Dans une vidéo publiée sur Reddit cet été, le visage de Lucie Rosenthal commence à paraître concentré et incertain, regardant intensément la caméra, avant que cela ne se produise.
Elle émet un rot succinct, semblable à un croassement.
Puis, les yeux écarquillés de surprise sont suivis d'un éclat de rire. « J'ai compris ! » s'exclame la résidente de Denver après ce qui était son deuxième rot de sa vie.
« C'est vraiment bouleversant pour moi de savoir que j'introduis pleinement une nouvelle fonction corporelle à 26 ans », a déclaré Rosenthal à KFF Health News alors qu'il travaillait à distance, car, aussi formidable que soit le rot, il se produisait désormais de manière incontrôlable. « Désolé, excusez-moi. Oh, mon Dieu. C'était un rot. Vous l'avez entendu ? »
Rosenthal fait partie des plus d'un millier de personnes qui ont bénéficié d'une intervention pour les aider à roter depuis 2019, lorsqu'un médecin de l'Illinois a rapporté pour la première fois les étapes de l'intervention dans une revue médicale.
L'incapacité à roter peut provoquer des ballonnements, des douleurs, des gargouillis dans le cou et la poitrine, ainsi que des flatulences excessives lorsque l'air accumulé cherche une autre voie de sortie.
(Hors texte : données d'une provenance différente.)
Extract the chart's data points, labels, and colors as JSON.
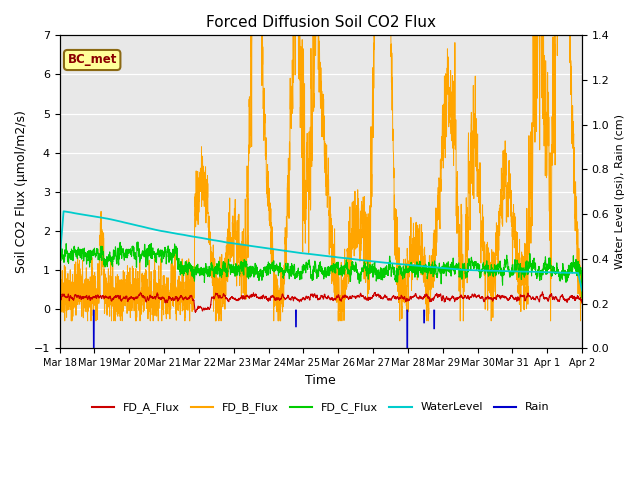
{
  "title": "Forced Diffusion Soil CO2 Flux",
  "ylabel_left": "Soil CO2 Flux (μmol/m2/s)",
  "ylabel_right": "Water Level (psi), Rain (cm)",
  "xlabel": "Time",
  "ylim_left": [
    -1.0,
    7.0
  ],
  "ylim_right": [
    0.0,
    1.4
  ],
  "plot_bg_color": "#e8e8e8",
  "fig_bg_color": "#ffffff",
  "annotation_text": "BC_met",
  "annotation_bg": "#ffff99",
  "annotation_border": "#8B6914",
  "colors": {
    "FD_A_Flux": "#cc0000",
    "FD_B_Flux": "#ffa500",
    "FD_C_Flux": "#00cc00",
    "WaterLevel": "#00cccc",
    "Rain": "#0000cc"
  },
  "xtick_labels": [
    "Mar 18",
    "Mar 19",
    "Mar 20",
    "Mar 21",
    "Mar 22",
    "Mar 23",
    "Mar 24",
    "Mar 25",
    "Mar 26",
    "Mar 27",
    "Mar 28",
    "Mar 29",
    "Mar 30",
    "Mar 31",
    "Apr 1",
    "Apr 2"
  ],
  "yticks_left": [
    -1.0,
    0.0,
    1.0,
    2.0,
    3.0,
    4.0,
    5.0,
    6.0,
    7.0
  ],
  "yticks_right": [
    0.0,
    0.2,
    0.4,
    0.6,
    0.8,
    1.0,
    1.2,
    1.4
  ],
  "rain_days": [
    1.0,
    7.0,
    10.3,
    10.8,
    11.1
  ],
  "rain_heights": [
    -1.0,
    -0.45,
    -1.18,
    -0.35,
    -0.5
  ]
}
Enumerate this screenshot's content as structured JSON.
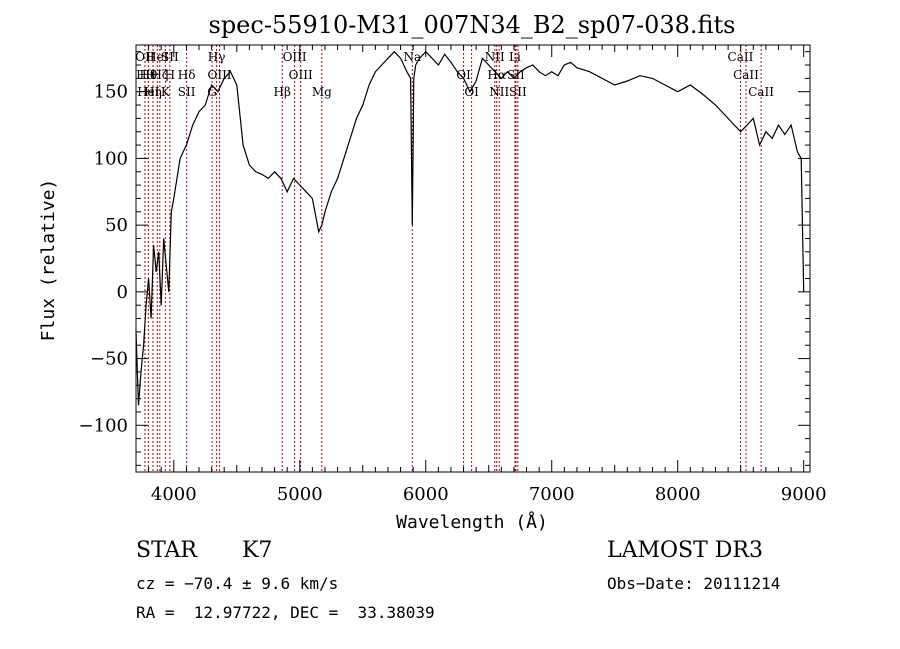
{
  "chart_data": {
    "type": "line",
    "title": "spec-55910-M31_007N34_B2_sp07-038.fits",
    "xlabel": "Wavelength (Å)",
    "ylabel": "Flux (relative)",
    "xlim": [
      3700,
      9050
    ],
    "ylim": [
      -135,
      185
    ],
    "xticks": [
      4000,
      5000,
      6000,
      7000,
      8000,
      9000
    ],
    "yticks": [
      -100,
      -50,
      0,
      50,
      100,
      150
    ],
    "line_color": "#000000",
    "marker_color": "#c00000",
    "series": [
      {
        "x": [
          3700,
          3720,
          3740,
          3760,
          3780,
          3800,
          3820,
          3840,
          3860,
          3880,
          3900,
          3920,
          3940,
          3960,
          3980,
          4000,
          4050,
          4100,
          4150,
          4200,
          4250,
          4300,
          4350,
          4400,
          4450,
          4500,
          4550,
          4600,
          4650,
          4700,
          4750,
          4800,
          4850,
          4900,
          4950,
          5000,
          5050,
          5100,
          5150,
          5175,
          5200,
          5250,
          5300,
          5350,
          5400,
          5450,
          5500,
          5550,
          5600,
          5650,
          5700,
          5750,
          5800,
          5850,
          5880,
          5893,
          5905,
          5920,
          5950,
          6000,
          6050,
          6100,
          6150,
          6200,
          6250,
          6300,
          6350,
          6400,
          6450,
          6500,
          6550,
          6600,
          6650,
          6700,
          6750,
          6800,
          6850,
          6900,
          6950,
          7000,
          7050,
          7100,
          7150,
          7200,
          7300,
          7400,
          7500,
          7600,
          7700,
          7800,
          7900,
          8000,
          8100,
          8200,
          8300,
          8400,
          8450,
          8500,
          8550,
          8600,
          8650,
          8700,
          8750,
          8800,
          8850,
          8900,
          8950,
          8980,
          9000
        ],
        "y": [
          -30,
          -85,
          -60,
          -40,
          -10,
          10,
          -20,
          35,
          15,
          30,
          -10,
          40,
          20,
          0,
          60,
          70,
          100,
          110,
          125,
          135,
          140,
          155,
          150,
          160,
          165,
          155,
          110,
          95,
          90,
          88,
          85,
          90,
          85,
          75,
          85,
          80,
          75,
          70,
          45,
          50,
          60,
          75,
          85,
          100,
          115,
          130,
          140,
          155,
          165,
          170,
          175,
          180,
          175,
          165,
          160,
          50,
          160,
          170,
          175,
          180,
          175,
          170,
          178,
          172,
          165,
          160,
          150,
          158,
          175,
          170,
          165,
          160,
          165,
          160,
          165,
          168,
          170,
          165,
          162,
          165,
          162,
          170,
          172,
          168,
          165,
          160,
          155,
          158,
          162,
          160,
          155,
          150,
          155,
          148,
          140,
          130,
          125,
          120,
          125,
          130,
          110,
          120,
          115,
          125,
          118,
          125,
          105,
          100,
          0
        ]
      }
    ],
    "lines": [
      {
        "w": 3771,
        "labels": [
          "OII",
          "Hθ"
        ]
      },
      {
        "w": 3798,
        "labels": [
          "Hθ",
          "HeI"
        ]
      },
      {
        "w": 3835,
        "labels": [
          "Hη"
        ]
      },
      {
        "w": 3869,
        "labels": [
          "HeI"
        ]
      },
      {
        "w": 3889,
        "labels": [
          "Hζ"
        ]
      },
      {
        "w": 3933,
        "labels": [
          "K"
        ]
      },
      {
        "w": 3969,
        "labels": [
          "SII",
          "H"
        ]
      },
      {
        "w": 4102,
        "labels": [
          "Hδ",
          "SII"
        ]
      },
      {
        "w": 4304,
        "labels": [
          "G"
        ]
      },
      {
        "w": 4340,
        "labels": [
          "Hγ"
        ]
      },
      {
        "w": 4363,
        "labels": [
          "OIII"
        ]
      },
      {
        "w": 4861,
        "labels": [
          "Hβ"
        ]
      },
      {
        "w": 4959,
        "labels": [
          "OIII"
        ]
      },
      {
        "w": 5007,
        "labels": [
          "OIII"
        ]
      },
      {
        "w": 5175,
        "labels": [
          "Mg"
        ]
      },
      {
        "w": 5893,
        "labels": [
          "Na"
        ]
      },
      {
        "w": 6300,
        "labels": [
          "OI"
        ]
      },
      {
        "w": 6364,
        "labels": [
          "OI"
        ]
      },
      {
        "w": 6548,
        "labels": [
          "NII"
        ]
      },
      {
        "w": 6563,
        "labels": [
          "Hα"
        ]
      },
      {
        "w": 6583,
        "labels": [
          "NII"
        ]
      },
      {
        "w": 6708,
        "labels": [
          "Li"
        ]
      },
      {
        "w": 6716,
        "labels": [
          "SII"
        ]
      },
      {
        "w": 6731,
        "labels": [
          "SII"
        ]
      },
      {
        "w": 8498,
        "labels": [
          "CaII"
        ]
      },
      {
        "w": 8542,
        "labels": [
          "CaII"
        ]
      },
      {
        "w": 8662,
        "labels": [
          "CaII"
        ]
      }
    ]
  },
  "info": {
    "class": "STAR",
    "subclass": "K7",
    "survey": "LAMOST DR3",
    "cz": "cz = −70.4 ± 9.6 km/s",
    "obs_date": "Obs−Date: 20111214",
    "coords": "RA =  12.97722, DEC =  33.38039"
  }
}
Un utilisateur de Reddit a décrit le gargouillement comme un « extraterrestre essayant de m'échapper » et la douleur comme une crise cardiaque qui disparaît avec un pet.
La procédure s'est répandue, principalement grâce aux rumeurs de plus en plus fortes dans les entrailles de Reddit. Le nombre d'adhérents à un subreddit pour les personnes atteintes ou intéressées par cette maladie a grimpé à environ 31 000 personnes, devenant ainsi l'un des plus grands groupes de la plateforme.
Depuis 2019, cette pathologie a un nom officiel : le dysfonctionnement cricopharyngé rétrograde, également appelé « abelchie » ou « syndrome sans rot ». Ce syndrome est causé par une anomalie du muscle qui fait office de gardien de l'œsophage, ce tube musculaire d'environ 25 cm de long qui transporte les aliments entre la gorge et l'estomac.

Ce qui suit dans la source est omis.